Reputation: 1130
I have a full path stored in char full_path[1000]
and I'd like to know whether anything exists at that location.
(The next thing my code would do after this check is create something at that location, but I want it to count as an error if there is already something there instead of clearing the spot with the equivalent of rm -rf
)
The spot might be occupied by a file or a directory or even a link to some no-longer-existing-target e.g.:
lrwxrwxrwx 1 user grp 4 Jun 16 20:02 a-link -> non-existent-thing
With an invalid link, access(full_path, F_OK)
is going to tell me I can't access full_path
and that could be because (1) nothing exists there or because (2) the link is invalid.
Given that, what's the best way to determine if anything exists at full_path
?
Upvotes: 0
Views: 96
Reputation: 1130
Since the next thing we plan to do is create something at that location, and since we want to treat it as an error if something already exists there, then let's not bother checking. Just attempt the create and exit with an error if it fails. The create step uses symlink
so if it fails we can use strerror(errno)
for the explanation of any failure.
To create a file in general (vs just a symlink), EOF points out in comments that open(path, O_CREAT|O_EXCL, mode)

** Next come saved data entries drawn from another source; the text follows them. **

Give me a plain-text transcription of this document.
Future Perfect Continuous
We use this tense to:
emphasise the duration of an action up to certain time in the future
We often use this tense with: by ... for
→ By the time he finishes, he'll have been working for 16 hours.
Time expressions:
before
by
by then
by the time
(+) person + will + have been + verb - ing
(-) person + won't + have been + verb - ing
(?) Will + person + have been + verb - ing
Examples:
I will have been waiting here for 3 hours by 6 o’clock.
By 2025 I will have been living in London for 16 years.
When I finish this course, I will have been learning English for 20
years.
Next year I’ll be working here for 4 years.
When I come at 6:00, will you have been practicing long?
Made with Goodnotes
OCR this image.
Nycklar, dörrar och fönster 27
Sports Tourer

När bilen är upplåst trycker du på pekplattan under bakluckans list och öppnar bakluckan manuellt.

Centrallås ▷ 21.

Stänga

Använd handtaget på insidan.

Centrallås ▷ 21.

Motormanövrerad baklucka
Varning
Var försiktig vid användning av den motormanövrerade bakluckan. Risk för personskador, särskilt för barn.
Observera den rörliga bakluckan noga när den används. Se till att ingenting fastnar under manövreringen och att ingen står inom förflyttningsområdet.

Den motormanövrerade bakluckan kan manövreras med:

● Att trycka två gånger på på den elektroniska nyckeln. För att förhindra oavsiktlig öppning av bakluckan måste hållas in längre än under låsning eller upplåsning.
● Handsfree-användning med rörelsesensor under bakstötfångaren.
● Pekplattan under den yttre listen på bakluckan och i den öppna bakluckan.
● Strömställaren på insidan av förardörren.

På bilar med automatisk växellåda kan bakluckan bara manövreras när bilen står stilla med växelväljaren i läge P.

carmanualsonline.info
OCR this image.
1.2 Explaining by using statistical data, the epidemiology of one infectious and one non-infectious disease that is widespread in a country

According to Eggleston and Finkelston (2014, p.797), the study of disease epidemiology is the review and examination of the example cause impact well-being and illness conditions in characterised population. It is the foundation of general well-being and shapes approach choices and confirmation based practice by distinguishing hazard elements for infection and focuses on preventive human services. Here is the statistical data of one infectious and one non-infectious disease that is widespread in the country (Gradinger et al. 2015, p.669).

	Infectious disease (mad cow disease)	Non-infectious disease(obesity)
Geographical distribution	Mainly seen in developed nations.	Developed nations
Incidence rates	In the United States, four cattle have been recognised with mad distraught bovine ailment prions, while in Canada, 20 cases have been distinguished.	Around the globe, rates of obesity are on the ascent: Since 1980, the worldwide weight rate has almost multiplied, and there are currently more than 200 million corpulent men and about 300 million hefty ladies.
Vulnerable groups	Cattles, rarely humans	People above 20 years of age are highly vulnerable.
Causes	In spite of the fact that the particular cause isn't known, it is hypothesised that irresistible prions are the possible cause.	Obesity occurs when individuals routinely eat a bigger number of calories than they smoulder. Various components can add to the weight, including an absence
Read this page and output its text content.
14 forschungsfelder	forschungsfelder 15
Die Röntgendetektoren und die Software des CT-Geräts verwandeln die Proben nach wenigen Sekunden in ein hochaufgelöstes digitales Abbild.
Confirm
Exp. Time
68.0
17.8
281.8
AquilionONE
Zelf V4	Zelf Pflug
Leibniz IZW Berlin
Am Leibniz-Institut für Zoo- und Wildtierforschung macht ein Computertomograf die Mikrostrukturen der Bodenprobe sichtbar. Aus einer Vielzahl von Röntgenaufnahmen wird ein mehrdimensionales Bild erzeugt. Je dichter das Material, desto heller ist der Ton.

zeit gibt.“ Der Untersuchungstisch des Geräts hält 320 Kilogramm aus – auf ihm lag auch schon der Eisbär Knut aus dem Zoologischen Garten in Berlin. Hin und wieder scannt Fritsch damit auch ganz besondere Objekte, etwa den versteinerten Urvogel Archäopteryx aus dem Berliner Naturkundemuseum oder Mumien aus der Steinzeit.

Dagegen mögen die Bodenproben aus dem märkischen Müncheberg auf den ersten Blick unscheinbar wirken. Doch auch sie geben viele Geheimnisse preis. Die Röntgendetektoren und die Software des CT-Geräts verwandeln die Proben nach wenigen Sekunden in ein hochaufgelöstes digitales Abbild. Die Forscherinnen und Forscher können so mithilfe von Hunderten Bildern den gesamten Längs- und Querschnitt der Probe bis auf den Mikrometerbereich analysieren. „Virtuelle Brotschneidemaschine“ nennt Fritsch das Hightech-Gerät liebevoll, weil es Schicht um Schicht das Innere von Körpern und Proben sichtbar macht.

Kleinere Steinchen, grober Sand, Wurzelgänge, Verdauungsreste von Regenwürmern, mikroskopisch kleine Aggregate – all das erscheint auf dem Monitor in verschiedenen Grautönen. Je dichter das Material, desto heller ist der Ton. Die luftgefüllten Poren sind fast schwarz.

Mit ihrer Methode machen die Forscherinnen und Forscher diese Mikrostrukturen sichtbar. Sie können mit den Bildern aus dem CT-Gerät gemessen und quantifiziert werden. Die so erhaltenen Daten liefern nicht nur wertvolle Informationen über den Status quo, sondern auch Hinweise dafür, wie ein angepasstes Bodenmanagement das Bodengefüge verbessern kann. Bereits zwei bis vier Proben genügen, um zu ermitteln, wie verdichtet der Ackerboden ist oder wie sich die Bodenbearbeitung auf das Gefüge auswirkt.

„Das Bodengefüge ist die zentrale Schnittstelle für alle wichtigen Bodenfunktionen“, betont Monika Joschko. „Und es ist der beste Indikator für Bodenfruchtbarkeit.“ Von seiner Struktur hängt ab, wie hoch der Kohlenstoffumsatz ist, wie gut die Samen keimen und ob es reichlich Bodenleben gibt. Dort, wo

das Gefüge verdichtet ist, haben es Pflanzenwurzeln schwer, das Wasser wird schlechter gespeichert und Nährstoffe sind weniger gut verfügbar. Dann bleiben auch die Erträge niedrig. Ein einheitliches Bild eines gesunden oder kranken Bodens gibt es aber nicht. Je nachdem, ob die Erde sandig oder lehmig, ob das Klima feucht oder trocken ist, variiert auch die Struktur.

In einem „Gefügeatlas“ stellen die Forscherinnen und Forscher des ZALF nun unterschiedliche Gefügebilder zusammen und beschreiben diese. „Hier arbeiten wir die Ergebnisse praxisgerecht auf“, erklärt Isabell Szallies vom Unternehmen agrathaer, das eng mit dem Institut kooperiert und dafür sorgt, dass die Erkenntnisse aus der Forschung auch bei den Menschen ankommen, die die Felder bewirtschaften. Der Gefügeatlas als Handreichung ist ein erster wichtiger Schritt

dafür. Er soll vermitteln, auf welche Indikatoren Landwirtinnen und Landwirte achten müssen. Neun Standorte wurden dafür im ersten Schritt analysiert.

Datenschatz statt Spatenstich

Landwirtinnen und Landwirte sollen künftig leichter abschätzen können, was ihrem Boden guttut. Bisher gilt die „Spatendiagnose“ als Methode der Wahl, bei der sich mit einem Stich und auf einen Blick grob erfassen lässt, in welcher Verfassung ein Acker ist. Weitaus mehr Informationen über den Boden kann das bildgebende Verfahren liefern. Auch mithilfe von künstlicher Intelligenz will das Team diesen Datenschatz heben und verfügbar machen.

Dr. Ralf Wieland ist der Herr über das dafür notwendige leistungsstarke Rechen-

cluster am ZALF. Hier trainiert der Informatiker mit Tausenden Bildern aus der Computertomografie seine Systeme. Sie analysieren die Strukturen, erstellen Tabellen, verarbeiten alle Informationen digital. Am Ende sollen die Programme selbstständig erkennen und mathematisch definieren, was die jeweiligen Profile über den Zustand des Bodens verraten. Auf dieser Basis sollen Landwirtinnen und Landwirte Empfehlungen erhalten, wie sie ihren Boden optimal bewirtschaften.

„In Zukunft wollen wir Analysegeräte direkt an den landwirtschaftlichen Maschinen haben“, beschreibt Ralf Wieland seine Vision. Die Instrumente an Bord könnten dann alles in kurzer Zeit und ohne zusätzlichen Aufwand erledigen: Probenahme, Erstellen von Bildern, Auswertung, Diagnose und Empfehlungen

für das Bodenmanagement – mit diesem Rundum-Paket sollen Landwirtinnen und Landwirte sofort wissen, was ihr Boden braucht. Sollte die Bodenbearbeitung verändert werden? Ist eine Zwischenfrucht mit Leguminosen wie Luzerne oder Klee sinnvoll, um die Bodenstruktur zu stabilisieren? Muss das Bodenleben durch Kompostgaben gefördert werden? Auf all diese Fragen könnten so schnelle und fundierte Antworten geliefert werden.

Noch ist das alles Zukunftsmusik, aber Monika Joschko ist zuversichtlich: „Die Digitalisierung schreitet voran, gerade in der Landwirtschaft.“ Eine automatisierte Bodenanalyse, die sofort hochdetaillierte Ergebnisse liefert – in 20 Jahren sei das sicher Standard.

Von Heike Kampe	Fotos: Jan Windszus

will return failure (-1) if the file already exists, and create the file otherwise. This is atomic and safe (unlike trying to stat
) and guaranteed to work atomically on POSIX (with the possible exception of NFS).
Upvotes: 0
Reputation: 1791
You simply cannot do that in a cross-platform obvious way. stat()
and fopen()
would not work. You can, though, use the OS API, for example, on windows you could use WinAPI
with the example code:
int doesFileExist(TCHAR* path)
{
WIN32_FIND_DATA FindFileData;
HANDLE handle = FindFirstFile(path, &FindFileData) ;
int found = (handle != INVALID_HANDLE_VALUE);
if(found)
{
FindClose(handle);
}
return found;
}
If you just want to check if anything exists, finding any file (again, using Windows API) would also work, you could just go directory by directory to check if it exists, if one doesn't - return an error. Keep going until you got to the directory then check for the certain file in the way mentioned above.
Say you have C:/Dir1/Dir2/Dir3/file.txt
then you'd go to C:
first, then check if Dir1
exists, if it does - go to it, if it doesn't return an error. Same for Dir2
and so on up until you get to the last directory and check for the file OR if you don't check for a certain file and for any item - just try using the functions mentioned in MSDN
for finding first file or first directory.